No, that is 297 HP, but the torque rating went down to 250 (I believe). That is the REV-UP motor. The redline limit also increases to the revup motor.


----------



## cincyTT (May 11, 2006)

*Re: (Polski Ogier)*


_Quote, originally posted by *Polski Ogier* »_
No, that is 297 HP, but the torque rating went down to 250 (I believe). That is the REV-UP motor. The redline limit also increases to the revup motor.
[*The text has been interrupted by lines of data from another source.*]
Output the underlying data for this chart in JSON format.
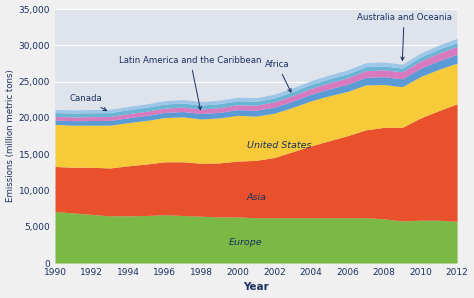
{
  "years": [
    1990,
    1991,
    1992,
    1993,
    1994,
    1995,
    1996,
    1997,
    1998,
    1999,
    2000,
    2001,
    2002,
    2003,
    2004,
    2005,
    2006,
    2007,
    2008,
    2009,
    2010,
    2011,
    2012
  ],
  "Europe": [
    7100,
    6900,
    6700,
    6500,
    6500,
    6550,
    6650,
    6550,
    6450,
    6350,
    6350,
    6250,
    6250,
    6250,
    6250,
    6250,
    6250,
    6250,
    6100,
    5800,
    5900,
    5900,
    5750
  ],
  "Asia": [
    6200,
    6300,
    6500,
    6600,
    6900,
    7100,
    7300,
    7400,
    7300,
    7450,
    7700,
    7900,
    8300,
    9100,
    9900,
    10600,
    11300,
    12100,
    12600,
    12900,
    14100,
    15100,
    16200
  ],
  "United_States": [
    5800,
    5800,
    5800,
    5900,
    5950,
    6000,
    6100,
    6200,
    6100,
    6200,
    6300,
    6100,
    6100,
    6100,
    6200,
    6200,
    6100,
    6200,
    5900,
    5600,
    5700,
    5700,
    5600
  ],
  "Latin_America": [
    600,
    620,
    640,
    650,
    670,
    690,
    710,
    730,
    750,
    770,
    790,
    810,
    840,
    870,
    910,
    950,
    990,
    1040,
    1080,
    1090,
    1140,
    1180,
    1220
  ],
  "Africa": [
    500,
    515,
    530,
    545,
    560,
    575,
    595,
    610,
    625,
    645,
    665,
    690,
    720,
    760,
    800,
    840,
    880,
    920,
    950,
    960,
    1010,
    1050,
    1090
  ],
  "Canada": [
    530,
    535,
    535,
    535,
    545,
    550,
    560,
    555,
    545,
    545,
    555,
    545,
    545,
    550,
    550,
    550,
    545,
    545,
    535,
    515,
    535,
    545,
    535
  ],
  "Australia_Oceania": [
    430,
    435,
    445,
    445,
    455,
    460,
    470,
    475,
    480,
    480,
    490,
    490,
    500,
    510,
    520,
    530,
    535,
    545,
    545,
    535,
    545,
    555,
    560
  ],
  "colors": {
    "Europe": "#7cb846",
    "Asia": "#e8512b",
    "United_States": "#f7ca3a",
    "Latin_America": "#5b9bd5",
    "Africa": "#d87abf",
    "Canada": "#6ab4d4",
    "Australia_Oceania": "#9dc6e8"
  },
  "ylabel": "Emissions (million metric tons)",
  "xlabel": "Year",
  "ylim": [
    0,
    35000
  ],
  "xlim": [
    1990,
    2012
  ],
  "bg_color": "#dfe3ec",
  "fig_bg_color": "#f0f0f0"
}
the power level from 03 to either 05 or 06 were 286 with more tq and then they changed it to ~300hp and lost a tiny bit of tq. This changed the year after the anniversary ed. came out.


----------



## TXR32 (Jun 4, 2006)

*Re: (cincyTT)*


_Quote, originally posted by *cincyTT* »_
the power level from 03 to either 05 or 06 were 286 with more tq and then they changed it to ~300hp and lost a tiny bit of tq. This changed the year after the anniversary ed. came out.

My aoplogies on the data I gave guys...just did a google search really quick to post up some curb weights and HP/TQ numbers......I almost feel like i'm with my old car group when we used to go round and round about CHEVY vs. FORD (mostly Camaros vs. Mustangs) and we could never agree or agree to disagree


----------